Create a user action:
- Choose the Contextual Tool category.
- Add filter to limit to users that have Edit permission.
Create an automation chain and attach it to this action. In the Automation Chain definition:
- Fetch > Context Document(s).
- Execution Context > Set Context Variable From Input:
name = "documentToValidate"
. - Document > Get Parent:
type = Workspace
. - Execution Context > Set Context Variable:
name = "validatorGroup", value = "group:@{Document.id}_validator"
. - Execution Context > Restore Document Input:
name = "documentToValidate"
. - Service > Create Task : task name = "Vallidation", directive = "Please Validate the document", variable name for actors prefixed = "validatorGroup", create one task per actor = unchecked
TEST
- Deploy your project.
- Connect as Administrator into your Nuxeo instance.

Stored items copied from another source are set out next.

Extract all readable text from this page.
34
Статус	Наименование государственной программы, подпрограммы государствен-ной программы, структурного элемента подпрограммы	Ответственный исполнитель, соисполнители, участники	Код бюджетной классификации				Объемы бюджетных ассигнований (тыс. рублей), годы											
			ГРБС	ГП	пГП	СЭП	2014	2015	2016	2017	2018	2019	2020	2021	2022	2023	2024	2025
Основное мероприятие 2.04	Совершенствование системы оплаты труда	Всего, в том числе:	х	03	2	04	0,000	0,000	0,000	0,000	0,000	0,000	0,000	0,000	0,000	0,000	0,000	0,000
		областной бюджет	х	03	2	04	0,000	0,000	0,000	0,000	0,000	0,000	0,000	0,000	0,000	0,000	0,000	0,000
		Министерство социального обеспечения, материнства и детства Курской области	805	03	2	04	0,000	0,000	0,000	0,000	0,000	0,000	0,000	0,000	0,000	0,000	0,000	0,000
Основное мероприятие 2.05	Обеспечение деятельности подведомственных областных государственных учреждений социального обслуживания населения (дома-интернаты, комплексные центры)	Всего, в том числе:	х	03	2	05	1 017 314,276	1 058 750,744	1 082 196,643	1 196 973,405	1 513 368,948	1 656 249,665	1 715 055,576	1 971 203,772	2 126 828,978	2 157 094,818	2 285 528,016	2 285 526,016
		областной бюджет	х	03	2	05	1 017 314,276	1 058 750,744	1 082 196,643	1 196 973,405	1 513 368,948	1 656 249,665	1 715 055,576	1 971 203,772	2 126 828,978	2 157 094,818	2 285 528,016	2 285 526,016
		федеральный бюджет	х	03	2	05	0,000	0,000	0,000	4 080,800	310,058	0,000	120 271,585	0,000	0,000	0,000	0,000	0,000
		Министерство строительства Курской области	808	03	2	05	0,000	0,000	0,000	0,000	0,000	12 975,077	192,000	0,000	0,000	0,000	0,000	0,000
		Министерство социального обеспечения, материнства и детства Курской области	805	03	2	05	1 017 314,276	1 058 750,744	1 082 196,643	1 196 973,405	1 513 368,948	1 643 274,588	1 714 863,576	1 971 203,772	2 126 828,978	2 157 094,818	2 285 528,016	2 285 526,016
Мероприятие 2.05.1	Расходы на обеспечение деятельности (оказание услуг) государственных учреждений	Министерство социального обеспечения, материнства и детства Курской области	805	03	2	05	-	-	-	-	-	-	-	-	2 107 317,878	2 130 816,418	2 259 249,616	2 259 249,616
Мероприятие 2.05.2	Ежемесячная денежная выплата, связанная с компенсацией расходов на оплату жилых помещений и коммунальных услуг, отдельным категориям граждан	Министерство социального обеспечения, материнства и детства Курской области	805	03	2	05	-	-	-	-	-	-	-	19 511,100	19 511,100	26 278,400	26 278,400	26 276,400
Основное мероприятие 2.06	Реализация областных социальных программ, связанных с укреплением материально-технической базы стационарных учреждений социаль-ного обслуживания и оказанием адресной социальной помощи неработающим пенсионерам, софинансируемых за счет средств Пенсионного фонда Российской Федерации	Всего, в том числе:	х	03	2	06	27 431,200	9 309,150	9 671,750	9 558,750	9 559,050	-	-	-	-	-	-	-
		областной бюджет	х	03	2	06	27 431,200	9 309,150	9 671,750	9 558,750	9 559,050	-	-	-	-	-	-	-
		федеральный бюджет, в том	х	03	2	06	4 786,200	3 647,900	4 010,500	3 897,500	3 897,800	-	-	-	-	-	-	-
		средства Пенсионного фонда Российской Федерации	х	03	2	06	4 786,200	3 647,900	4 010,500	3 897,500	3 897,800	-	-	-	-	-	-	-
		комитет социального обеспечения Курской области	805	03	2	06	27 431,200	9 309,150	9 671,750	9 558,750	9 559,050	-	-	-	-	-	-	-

- Create two users: user1 and user2.
- Create a workspace and set user1 as validator.
- Create a File and click on your button.
- Connect as user1. On his Home Dashboard, you will see a task assigned on the File document.
- Log out and connect as Administrator.
- Modify the Workspace and add user2 into the validators list.
- Log out and connect as user1. On his Home Dashboard, you will see a task assigned on the File document.
Conclusion
Next steps could be:
- Add a listener on the Workspace to add an ACE on it to grant read or edit permission on the workspace for the validator group.
- Implement a delegation document type that stores a missing user and a list of delegated users and add a computer group that resolves indirect group assignment through this object.